Supply chains are mapped from input to end use capturing capacity, utilization, cycle time, yield, scrap, lead time, lane reliability, and inventory rules. Supplier and buyer concentration indicators are computed. Single points of failure are stress tested using demand and supply shocks. Scorecards monitor quality, on time delivery, cost variance, and risk signals.

7. Forecasting Methods

Method 1 uses regression models with predictors such as production, utilization, trade flows, capex cues, orders and backlog, pricing corridors, approvals or standards, and policy variables. Transformations appear only when out of sample performance improves. Models undergo stability checks and break tests and are retained after backtesting with diagnostics.

Method 2 applies driver growth rates to the most recent audited baseline where series are sparse or volatile. Weights are tuned to realized outcomes without overfitting and updated when drivers rebase or shocks emerge. Triangulation draws from Product Category Analysis, n per Population intensity, and an Economic Envelope to ensure feasibility under macro and budget boundaries.

8. Accuracy and Quality Control

Accuracy for regression structures is monitored through MAPE with residual checks and stability diagnostics. Growth rate models are validated through correlation measures and backtests versus prior vintages with tolerance bands that reflect category volatility. Apparent consumption is reconciled, and price corridors and capacity or FX boundaries are tested. A second analyst signs off on outputs, and all changes are logged with clear rationale.

9. Chemicals & Materials — Industry-Specific Signals & Metrics

The following domain signals are prioritized, each with a defined cadence and lineage card. These augment generic measures to capture sector-specific realities for brand share, channel mix, and forecast behavior.

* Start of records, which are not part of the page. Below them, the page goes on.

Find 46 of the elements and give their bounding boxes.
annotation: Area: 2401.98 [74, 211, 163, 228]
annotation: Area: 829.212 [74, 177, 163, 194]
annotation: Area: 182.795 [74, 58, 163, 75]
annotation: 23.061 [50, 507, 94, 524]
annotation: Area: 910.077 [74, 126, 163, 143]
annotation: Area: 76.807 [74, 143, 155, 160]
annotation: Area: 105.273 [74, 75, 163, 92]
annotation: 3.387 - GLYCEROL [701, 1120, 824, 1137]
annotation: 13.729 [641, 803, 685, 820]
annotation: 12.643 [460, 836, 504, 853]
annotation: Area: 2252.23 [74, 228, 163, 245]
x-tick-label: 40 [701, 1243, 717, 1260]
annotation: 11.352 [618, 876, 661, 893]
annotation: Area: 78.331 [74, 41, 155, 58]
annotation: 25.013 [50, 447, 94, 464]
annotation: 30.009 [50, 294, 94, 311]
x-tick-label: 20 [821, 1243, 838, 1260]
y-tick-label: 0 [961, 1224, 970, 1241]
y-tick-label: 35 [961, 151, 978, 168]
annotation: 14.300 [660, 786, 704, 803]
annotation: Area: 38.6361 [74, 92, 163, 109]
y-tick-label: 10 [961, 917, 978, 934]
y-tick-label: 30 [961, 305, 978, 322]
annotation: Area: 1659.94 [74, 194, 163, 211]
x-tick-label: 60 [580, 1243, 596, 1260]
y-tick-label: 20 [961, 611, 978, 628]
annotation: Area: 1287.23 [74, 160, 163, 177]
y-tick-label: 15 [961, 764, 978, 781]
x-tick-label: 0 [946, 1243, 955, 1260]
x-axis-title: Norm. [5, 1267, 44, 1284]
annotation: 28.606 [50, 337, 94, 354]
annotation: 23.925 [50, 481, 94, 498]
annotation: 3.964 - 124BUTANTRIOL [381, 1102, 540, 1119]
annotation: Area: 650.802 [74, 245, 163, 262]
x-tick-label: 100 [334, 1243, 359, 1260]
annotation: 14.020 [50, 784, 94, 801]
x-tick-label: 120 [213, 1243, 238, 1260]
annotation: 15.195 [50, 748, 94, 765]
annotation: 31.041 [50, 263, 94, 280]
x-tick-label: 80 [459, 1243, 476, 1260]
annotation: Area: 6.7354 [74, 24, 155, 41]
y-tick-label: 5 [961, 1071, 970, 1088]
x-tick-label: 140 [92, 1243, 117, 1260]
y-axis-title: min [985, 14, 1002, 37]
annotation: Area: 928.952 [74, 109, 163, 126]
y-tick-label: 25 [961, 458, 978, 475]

  • Nameplate vs effective capacity; utilization and turnaround schedules
  • Feedstock spreads and co-product credits by pathway
  • Plant-by-plant capacity database with debottlenecking plans
  • Process routes (steam cracking, ammonia, fermentation) and yields
  • Regulatory constraints (REACH, TSCA) and compliance costs
  • Specification windows and COA variance; out-of-spec penalties
  • Contract vs spot price indices and term structures
  • Logistics modes (pipeline, rail, barge) and lane reliability
  • Hazmat handling, storage class, and demurrage incidence
  • Trade defense (ADD/CVD) cases and tariff schedules
  • HS code nuances and reclassification risk for blends
  • Mass balance accounting (bio, recycled) and certification
  • Carbon intensity (kgCO2e/ton) and emissions cap exposure
  • Water and energy intensity constraints by site
  • Force majeure frequency and mean outage duration
  • Customer concentration and veto power in downstream
  • Inventory days and working capital cycles by product
  • Price corridor checks vs feedstock and energy baskets
  • Substitution maps across polymers/solvents/additives
  • Waste, byproduct valorization, and circularity flows

10. KPI & Formula Reminders

Value = Units × ASP; Installed Base = Σ Shipments − Retirements; Apparent Capacity = Production / Capacity Factor; Brand Share = Brand Value ÷ Category Value; Channel Mix = Channel Revenue ÷ Total; Export–Import Balance = Exports − Imports; Apparent Consumption = Production + Imports − Exports ± Stock Change.

11. Sources & Lineage Examples

UN Comtrade / ITC Trade Map; Eurostat/PRODCOM; US Census/BEA/BLS; OECD; IEA/EIA/USGS/UNCTADstat; national statistics offices; EU TED / SAM.gov tender data; sector regulators and standards bodies. Lineage cards include pull dates, access type (public/licensed/consent), transforms, confidence tiers, and caveats.

12. Cadence & Deliverables

Quarterly baselines; monthly micro-updates for high-frequency indicators; immediate notes for policy changes, outages, recalls, or spikes. Deliverables include an executive memo, workbook/models, and 16:9 dashboards with lineage chips and a change log.